BEIRUT

Middle East

Syrians make olive fuel for winter heating

Syrian farmers load bags of dried waste of pressed olives mixed with water in a field near the battled Syrian city of al-Bab on September 16, 2012. AFP PHOTO/MARCO LONGARI

AL-BAB, Syria: Working together in the open air, Abu Ahmad's family uses buckets to empty what appears from a distance to be a pit of crude oil outside the rebel-held Syrian town of Al-Bab.

The source of the winter fuel these farmers will use is not crude, however, but olives.

Abu Ahmad and his clan sun-dry olive paste mixed with water which will supply their stoves as a substitute for heating oil, now unaffordably expensive due to the country's raging conflict.

"Our ancestors used to do the same," the 80-year-old says, smiling toothlessly from beneath his keffiyeh, the traditional Arab headdress, and peering out from eyes magnified by his thick glasses.

"When the fighting started, fuel got too expensive. So last year we began drying out the paste again.

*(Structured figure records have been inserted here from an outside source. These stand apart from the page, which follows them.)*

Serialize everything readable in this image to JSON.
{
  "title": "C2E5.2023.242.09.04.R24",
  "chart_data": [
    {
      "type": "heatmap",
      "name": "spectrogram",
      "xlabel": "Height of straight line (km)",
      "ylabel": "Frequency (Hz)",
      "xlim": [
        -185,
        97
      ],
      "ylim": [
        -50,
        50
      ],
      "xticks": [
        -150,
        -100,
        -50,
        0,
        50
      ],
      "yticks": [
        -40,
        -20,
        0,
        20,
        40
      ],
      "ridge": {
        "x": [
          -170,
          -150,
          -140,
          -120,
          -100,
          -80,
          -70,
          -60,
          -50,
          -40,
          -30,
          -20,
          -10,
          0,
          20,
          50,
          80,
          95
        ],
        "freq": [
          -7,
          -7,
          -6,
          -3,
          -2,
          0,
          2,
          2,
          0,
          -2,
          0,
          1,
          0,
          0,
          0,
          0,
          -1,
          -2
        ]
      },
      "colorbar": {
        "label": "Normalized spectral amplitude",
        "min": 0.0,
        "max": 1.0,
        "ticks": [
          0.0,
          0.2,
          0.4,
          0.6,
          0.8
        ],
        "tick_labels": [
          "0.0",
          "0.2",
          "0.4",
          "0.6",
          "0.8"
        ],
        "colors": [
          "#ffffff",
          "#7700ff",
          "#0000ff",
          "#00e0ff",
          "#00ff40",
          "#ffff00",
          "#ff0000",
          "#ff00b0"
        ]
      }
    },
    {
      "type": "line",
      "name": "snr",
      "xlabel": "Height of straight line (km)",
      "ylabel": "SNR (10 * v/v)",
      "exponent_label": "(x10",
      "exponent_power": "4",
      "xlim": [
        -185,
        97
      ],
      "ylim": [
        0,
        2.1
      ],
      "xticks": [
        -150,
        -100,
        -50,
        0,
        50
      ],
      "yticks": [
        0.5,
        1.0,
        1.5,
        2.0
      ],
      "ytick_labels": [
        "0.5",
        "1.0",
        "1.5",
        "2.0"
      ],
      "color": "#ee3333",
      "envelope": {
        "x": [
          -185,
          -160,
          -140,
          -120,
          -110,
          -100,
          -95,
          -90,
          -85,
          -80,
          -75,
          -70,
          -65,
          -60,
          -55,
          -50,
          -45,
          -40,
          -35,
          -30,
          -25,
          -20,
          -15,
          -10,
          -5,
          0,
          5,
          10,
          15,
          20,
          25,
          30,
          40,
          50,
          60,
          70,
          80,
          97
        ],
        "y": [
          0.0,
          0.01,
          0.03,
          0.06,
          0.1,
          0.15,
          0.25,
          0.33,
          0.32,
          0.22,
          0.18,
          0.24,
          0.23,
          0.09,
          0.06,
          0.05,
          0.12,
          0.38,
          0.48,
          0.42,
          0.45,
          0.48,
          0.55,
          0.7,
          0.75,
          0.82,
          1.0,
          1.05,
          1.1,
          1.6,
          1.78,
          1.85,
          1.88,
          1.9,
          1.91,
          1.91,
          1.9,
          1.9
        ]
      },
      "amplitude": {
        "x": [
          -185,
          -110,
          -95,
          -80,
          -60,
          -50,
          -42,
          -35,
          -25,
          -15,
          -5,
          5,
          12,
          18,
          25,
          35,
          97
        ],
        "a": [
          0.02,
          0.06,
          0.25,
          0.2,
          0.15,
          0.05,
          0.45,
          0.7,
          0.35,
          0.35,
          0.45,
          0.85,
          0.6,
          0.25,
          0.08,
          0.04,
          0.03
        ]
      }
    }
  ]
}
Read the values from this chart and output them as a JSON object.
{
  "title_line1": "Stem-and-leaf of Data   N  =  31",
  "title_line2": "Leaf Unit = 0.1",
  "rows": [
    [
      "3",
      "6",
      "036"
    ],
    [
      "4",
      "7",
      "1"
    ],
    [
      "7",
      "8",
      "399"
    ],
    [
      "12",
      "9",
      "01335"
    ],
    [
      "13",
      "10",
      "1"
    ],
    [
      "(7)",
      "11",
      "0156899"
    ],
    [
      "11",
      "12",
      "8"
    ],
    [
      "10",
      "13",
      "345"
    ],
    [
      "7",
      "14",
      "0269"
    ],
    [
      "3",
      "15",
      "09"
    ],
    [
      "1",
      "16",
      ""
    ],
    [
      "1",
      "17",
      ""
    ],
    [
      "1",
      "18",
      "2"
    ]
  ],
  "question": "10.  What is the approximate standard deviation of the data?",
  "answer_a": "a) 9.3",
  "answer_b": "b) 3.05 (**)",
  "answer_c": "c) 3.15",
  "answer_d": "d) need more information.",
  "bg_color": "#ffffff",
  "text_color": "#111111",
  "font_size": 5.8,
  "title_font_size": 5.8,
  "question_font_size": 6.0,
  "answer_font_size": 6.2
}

"I remember when I was a kid this was the only fuel available to us. It's called jift."

Their home in the northeast of Aleppo province lies near to Al-Bab, which is targeted daily by regime air raids.

Women family members, veiled and wearing gloves, happily wade to waist height into the strong-smelling black sludge that fills a hole dug in the ground between rows of olive and pistachio trees.

The women form a chain to pass full buckets of the gooey stuff along to load onto a tractor, helped by giggling children covered from head to toe in the paste.

The menfolk look on as they chain smoke.

They agree to tell journalists about the process, but will not allow them to photograph or film the women.

One of Abu Ahmad's sons, 37-year-old Mustafa, explains how the olives are pressed then pumped through a hose into a large hole. The paste is covered in water, left during the winter and extracted for drying at the end of summer.

The moist olive paste is spread out on the ground in big square patterns that resemble a freshly painted black oil on canvas.

After a few days in the late summer sun, the paste dries up, cracks and separates into smaller parts which are gathered into large plastic bags.

"In the stove this burns more effectively than wood or anything else, because of the oil content," Mustafa says.

"We burn it on its own or with logs. It releases a lot of heat, and better still it smells good."

The price of heating fuel, which was once subsidised, has increased almost tenfold from a pre-conflict price of seven pounds (10 cents) per litre to 65 pounds, or just less than a dollar as summer ends and Syrians prepare for another cold winter.

"Heating oil is cleaner and more practical. You don't need to go to all this effort to obtain it. But we can't afford it anymore," Abu Ahmad says.

"Jift is not sold, it is up to us to make it. We share with with all the members of the family and sometimes give some to the neighbours as well, to those who aren't able to keep warm in winter," he says.

"It can get to five degrees below zero here in January. We're close to the Turkish mountains," adds Mustafa.

"If we don't work hard in the summer, we'll freeze in the winter."